Directed by: Martin Campbell (Edge of Darkness)
Starring: Ryan Reynolds, Blake Lively, Peter Sarsgaard, Mark Strong, Temuera Morrison
With Green Lantern, Warner Bros. might just have brought us our most purely superfluous comic-book movie to date. In a summer already being defined by a glut of superhero flicks, here we get a crash course in exactly how not to make one of these films. Don’t get me wrong, at no point does Green Lantern dredge the depths of Catwoman (2004), but there’s absolutely no reason this movie should be so damned boring. In the worst of times, even the lousiest of comic-book properties should be entertaining. What a sad world we live in when someone can make a $200 million movie about guys flying around space fighting aliens that’s still drowsiness inducing.

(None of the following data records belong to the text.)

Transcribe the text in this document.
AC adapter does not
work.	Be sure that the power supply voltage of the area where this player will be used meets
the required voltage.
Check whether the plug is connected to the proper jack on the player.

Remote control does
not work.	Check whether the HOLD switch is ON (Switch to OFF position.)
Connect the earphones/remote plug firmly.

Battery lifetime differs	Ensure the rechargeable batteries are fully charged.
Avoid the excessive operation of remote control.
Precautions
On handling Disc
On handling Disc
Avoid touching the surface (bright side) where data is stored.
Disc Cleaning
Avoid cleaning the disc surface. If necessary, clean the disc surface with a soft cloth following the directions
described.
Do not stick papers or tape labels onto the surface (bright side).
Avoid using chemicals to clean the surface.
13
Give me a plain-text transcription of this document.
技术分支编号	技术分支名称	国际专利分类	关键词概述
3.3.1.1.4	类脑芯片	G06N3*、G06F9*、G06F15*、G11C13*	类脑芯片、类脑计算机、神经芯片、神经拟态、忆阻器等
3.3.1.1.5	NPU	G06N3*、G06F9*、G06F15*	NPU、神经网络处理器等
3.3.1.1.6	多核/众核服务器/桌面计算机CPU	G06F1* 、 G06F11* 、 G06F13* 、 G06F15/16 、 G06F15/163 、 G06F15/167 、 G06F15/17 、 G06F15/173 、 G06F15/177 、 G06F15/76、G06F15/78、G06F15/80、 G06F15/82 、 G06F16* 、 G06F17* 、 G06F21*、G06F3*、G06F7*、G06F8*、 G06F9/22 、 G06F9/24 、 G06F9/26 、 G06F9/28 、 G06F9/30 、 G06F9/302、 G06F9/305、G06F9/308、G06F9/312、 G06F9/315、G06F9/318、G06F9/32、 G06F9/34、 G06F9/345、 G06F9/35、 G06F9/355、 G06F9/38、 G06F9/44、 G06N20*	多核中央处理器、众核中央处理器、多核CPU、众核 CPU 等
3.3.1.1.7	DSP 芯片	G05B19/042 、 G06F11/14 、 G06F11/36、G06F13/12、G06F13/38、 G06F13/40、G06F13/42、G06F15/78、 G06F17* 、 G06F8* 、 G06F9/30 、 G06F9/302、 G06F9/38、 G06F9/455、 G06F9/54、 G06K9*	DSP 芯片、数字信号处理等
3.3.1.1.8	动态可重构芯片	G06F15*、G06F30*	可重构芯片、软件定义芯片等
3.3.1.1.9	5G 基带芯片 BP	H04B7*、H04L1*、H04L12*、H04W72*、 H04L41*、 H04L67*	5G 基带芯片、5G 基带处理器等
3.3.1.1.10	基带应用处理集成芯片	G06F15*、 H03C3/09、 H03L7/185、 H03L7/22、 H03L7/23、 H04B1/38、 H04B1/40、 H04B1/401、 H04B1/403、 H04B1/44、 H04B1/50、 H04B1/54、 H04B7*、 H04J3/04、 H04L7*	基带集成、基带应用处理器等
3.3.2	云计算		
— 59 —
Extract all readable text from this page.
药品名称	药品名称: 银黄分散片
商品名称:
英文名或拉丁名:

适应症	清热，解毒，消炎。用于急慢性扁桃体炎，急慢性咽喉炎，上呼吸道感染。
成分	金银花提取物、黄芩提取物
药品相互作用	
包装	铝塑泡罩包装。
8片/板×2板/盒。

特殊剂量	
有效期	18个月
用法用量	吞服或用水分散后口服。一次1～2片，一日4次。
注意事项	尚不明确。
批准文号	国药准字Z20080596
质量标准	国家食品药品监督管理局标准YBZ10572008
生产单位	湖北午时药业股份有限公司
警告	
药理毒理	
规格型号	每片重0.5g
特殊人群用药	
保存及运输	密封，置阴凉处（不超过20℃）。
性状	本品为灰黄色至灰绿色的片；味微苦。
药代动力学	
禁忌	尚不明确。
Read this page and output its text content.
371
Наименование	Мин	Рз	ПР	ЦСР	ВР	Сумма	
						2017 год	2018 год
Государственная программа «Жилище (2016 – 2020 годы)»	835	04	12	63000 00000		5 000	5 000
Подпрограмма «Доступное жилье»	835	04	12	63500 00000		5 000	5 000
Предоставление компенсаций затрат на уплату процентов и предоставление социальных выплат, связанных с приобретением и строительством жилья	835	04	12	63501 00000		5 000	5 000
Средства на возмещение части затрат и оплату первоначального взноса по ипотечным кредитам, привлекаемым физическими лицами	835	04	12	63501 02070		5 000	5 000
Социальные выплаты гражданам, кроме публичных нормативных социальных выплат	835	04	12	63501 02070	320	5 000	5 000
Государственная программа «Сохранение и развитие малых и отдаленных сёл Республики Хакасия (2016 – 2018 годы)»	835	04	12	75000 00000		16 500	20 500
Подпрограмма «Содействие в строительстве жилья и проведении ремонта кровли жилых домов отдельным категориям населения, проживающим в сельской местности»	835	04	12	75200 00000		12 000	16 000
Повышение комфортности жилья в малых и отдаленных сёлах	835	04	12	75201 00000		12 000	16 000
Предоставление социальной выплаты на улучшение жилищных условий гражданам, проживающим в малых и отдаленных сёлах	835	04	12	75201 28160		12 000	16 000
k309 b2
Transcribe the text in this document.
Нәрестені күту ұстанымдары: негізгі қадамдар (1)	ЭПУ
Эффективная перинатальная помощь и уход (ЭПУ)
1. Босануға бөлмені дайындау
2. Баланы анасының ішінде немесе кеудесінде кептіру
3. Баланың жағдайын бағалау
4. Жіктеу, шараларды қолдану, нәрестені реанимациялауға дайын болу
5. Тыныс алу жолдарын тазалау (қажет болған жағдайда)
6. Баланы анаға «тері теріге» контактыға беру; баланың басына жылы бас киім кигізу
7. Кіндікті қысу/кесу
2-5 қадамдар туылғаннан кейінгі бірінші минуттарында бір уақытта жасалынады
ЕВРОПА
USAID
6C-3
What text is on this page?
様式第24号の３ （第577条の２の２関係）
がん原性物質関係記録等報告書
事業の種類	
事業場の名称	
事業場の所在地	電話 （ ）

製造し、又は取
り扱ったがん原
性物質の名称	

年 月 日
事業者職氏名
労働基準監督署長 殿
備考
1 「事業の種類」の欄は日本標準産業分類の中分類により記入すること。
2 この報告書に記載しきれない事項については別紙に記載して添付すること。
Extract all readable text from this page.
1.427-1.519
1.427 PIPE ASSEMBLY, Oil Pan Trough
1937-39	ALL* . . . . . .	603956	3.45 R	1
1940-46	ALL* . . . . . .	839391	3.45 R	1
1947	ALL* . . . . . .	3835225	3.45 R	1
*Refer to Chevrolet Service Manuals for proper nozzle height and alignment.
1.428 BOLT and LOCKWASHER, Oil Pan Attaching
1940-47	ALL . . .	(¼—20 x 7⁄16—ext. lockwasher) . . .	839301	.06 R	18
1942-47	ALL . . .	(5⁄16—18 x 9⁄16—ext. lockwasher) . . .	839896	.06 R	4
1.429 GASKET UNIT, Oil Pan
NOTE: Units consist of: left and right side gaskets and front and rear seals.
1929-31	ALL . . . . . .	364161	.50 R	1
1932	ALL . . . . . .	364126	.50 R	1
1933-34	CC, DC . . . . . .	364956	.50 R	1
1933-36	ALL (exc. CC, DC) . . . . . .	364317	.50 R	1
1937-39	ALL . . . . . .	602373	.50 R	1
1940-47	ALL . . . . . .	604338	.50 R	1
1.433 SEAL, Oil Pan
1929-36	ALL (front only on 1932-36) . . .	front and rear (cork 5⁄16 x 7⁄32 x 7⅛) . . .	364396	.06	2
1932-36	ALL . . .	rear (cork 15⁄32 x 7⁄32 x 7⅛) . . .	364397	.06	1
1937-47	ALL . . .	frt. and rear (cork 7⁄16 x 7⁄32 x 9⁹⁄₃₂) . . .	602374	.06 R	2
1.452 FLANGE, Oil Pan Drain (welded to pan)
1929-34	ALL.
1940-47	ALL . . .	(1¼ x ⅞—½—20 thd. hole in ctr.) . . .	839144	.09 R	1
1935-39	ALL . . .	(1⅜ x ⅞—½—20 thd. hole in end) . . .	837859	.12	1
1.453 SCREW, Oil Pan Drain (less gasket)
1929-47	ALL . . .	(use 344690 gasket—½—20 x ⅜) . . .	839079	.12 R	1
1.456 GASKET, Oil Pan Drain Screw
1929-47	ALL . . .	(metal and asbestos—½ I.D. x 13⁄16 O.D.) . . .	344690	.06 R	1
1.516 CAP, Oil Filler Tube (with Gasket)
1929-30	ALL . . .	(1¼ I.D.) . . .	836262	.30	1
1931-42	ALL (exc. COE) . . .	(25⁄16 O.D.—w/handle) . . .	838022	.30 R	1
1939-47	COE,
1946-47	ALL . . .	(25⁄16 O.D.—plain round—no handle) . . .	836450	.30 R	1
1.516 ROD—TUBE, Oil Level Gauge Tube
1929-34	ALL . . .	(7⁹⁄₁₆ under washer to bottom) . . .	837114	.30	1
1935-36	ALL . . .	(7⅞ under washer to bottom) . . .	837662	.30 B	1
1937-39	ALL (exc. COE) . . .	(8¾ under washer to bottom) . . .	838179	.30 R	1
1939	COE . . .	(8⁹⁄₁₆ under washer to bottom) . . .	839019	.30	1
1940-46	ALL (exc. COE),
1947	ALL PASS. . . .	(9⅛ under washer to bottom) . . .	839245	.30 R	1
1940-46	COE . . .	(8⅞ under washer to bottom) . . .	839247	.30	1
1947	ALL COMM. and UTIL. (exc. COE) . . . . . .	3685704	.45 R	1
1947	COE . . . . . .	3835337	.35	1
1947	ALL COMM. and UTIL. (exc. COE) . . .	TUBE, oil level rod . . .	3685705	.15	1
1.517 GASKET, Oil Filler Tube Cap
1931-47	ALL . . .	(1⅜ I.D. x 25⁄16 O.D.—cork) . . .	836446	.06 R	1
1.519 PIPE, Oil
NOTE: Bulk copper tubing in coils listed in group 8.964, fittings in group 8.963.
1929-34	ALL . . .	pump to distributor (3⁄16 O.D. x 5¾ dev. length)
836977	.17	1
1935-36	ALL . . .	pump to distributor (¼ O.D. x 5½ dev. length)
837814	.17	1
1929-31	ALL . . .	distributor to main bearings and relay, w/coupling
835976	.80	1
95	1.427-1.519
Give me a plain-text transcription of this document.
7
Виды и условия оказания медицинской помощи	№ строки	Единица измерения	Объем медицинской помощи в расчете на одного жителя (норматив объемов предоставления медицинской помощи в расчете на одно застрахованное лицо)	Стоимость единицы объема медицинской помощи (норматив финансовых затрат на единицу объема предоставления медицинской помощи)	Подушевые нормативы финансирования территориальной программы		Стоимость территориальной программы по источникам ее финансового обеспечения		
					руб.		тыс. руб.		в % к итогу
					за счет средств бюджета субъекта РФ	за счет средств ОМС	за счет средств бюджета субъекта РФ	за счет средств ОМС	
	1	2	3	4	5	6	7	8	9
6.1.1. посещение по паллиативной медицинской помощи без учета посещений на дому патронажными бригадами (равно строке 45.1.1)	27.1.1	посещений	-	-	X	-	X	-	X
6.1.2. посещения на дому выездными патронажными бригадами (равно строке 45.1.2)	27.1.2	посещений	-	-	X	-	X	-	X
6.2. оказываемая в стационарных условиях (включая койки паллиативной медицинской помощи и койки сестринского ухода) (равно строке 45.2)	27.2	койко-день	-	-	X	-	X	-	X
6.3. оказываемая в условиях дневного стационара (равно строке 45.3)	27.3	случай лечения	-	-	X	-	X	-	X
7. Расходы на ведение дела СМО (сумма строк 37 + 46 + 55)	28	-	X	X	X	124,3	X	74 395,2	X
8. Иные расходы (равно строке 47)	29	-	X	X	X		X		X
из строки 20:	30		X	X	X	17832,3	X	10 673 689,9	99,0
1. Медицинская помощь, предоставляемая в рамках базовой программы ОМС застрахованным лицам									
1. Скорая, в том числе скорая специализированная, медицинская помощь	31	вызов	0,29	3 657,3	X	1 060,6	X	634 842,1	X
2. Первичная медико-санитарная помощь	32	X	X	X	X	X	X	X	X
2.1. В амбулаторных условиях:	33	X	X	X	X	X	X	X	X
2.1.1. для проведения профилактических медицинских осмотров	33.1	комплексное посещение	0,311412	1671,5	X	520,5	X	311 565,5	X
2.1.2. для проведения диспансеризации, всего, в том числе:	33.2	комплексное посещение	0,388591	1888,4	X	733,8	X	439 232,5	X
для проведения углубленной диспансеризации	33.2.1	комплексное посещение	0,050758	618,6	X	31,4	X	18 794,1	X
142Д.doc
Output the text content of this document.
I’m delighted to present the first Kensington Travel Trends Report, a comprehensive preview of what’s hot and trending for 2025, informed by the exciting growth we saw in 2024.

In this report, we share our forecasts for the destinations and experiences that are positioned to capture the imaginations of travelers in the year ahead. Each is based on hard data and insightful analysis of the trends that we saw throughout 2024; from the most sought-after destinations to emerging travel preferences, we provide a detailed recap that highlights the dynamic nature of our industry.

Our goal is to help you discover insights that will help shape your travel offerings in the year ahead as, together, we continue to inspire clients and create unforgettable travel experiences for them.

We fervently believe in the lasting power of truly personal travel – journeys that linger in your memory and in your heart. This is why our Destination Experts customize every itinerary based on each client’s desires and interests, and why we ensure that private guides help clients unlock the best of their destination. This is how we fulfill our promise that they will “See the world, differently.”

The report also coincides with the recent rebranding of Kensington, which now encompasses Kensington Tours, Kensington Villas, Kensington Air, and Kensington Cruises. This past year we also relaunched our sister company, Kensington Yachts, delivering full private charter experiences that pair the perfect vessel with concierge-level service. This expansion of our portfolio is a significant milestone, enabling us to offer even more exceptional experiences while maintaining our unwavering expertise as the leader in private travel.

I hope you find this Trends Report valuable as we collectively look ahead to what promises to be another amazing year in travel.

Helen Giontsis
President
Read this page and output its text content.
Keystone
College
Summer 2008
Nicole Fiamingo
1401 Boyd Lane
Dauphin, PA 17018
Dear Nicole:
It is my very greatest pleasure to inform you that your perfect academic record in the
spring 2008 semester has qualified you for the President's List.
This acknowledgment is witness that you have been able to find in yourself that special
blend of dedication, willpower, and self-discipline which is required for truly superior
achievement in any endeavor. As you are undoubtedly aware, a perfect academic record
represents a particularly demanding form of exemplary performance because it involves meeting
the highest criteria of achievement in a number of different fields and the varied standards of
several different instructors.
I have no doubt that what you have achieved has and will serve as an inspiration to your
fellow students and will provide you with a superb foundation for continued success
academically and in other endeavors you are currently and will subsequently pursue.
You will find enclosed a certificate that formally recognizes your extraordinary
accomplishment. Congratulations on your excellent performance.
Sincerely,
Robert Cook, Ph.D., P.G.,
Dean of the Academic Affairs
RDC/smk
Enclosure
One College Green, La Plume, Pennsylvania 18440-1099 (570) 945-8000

For just a moment, I had a flash of hope that Green Lantern might turn out to be a hokey Flash Gordon-styled space opera—full of exotic, nonsensical worlds and aliens—thanks to a melodramatic opening voice-over describing all the alien mumbo-jumbo establishing the film’s premise. The set-up is workable for that kind of story, as cocky test pilot Hal Jordan (Ryan Reynolds) is given a mysterious ring by a dying, purple alien (Temuera Morrison, Couples Retreat) which grants him superpowers and entrance into the Green Lantern Corps (they’re basically interstellar cops). At the same time, an evil force named Parallax—a giant, tentacled, physical embodiment of fear—is running around space, destroying worlds, sounding like Orson Welles in the animated Transformers (1986) movie and basically being all-around evil.
So, does Hal run out in space with his fancy new power ring and and rip Parallax a new singularity? Nope. Instead, we get stuck in origin-story hell. Hal has to sit around and suffer through a crisis of conscience—and confidence—over whether or not he can really be a Green Lantern. Being a superhero, he’s also got some daddy issues he’s got to work out first. Actually, everyone in this movie seems to have daddy issues, most notably our other bad guy, Hector (a nerdy, skeazy Peter Sarsgaard, who also happens to be the best thing in the movie), who just can’t seem to please his dad, Senator Hammond (Tim Robbins, looking a lot like Bill Clinton). When Hector gets infected by some Parallax leftovers that also give him superpowers—not to mention an oversized noggin and a goiter—he’s obviously got to go cause trouble, too. All of this dovetails into the various and predictable outcomes you’d expect, with some stops along the way for vaguely philosophical musings about the wages of fear and such, which are a little difficult to take seriously coming from a guy in a CGI unitard.
Green Lantern does get some things right here and there, namely in the ways it attempts to subvert superhero conventions, like in the way Hal’s Lone Ranger-like mask doesn’t make for much of a disguise. But even this sort of post-modern take on superheroes has been done to death already. For a film that’s so ensconced in its own sci-fi mythology, there’s a definite lack of anything new—and worse, anything fun—coming along with it. Rated PG-13 for intense sequences of sci-fi violence and action.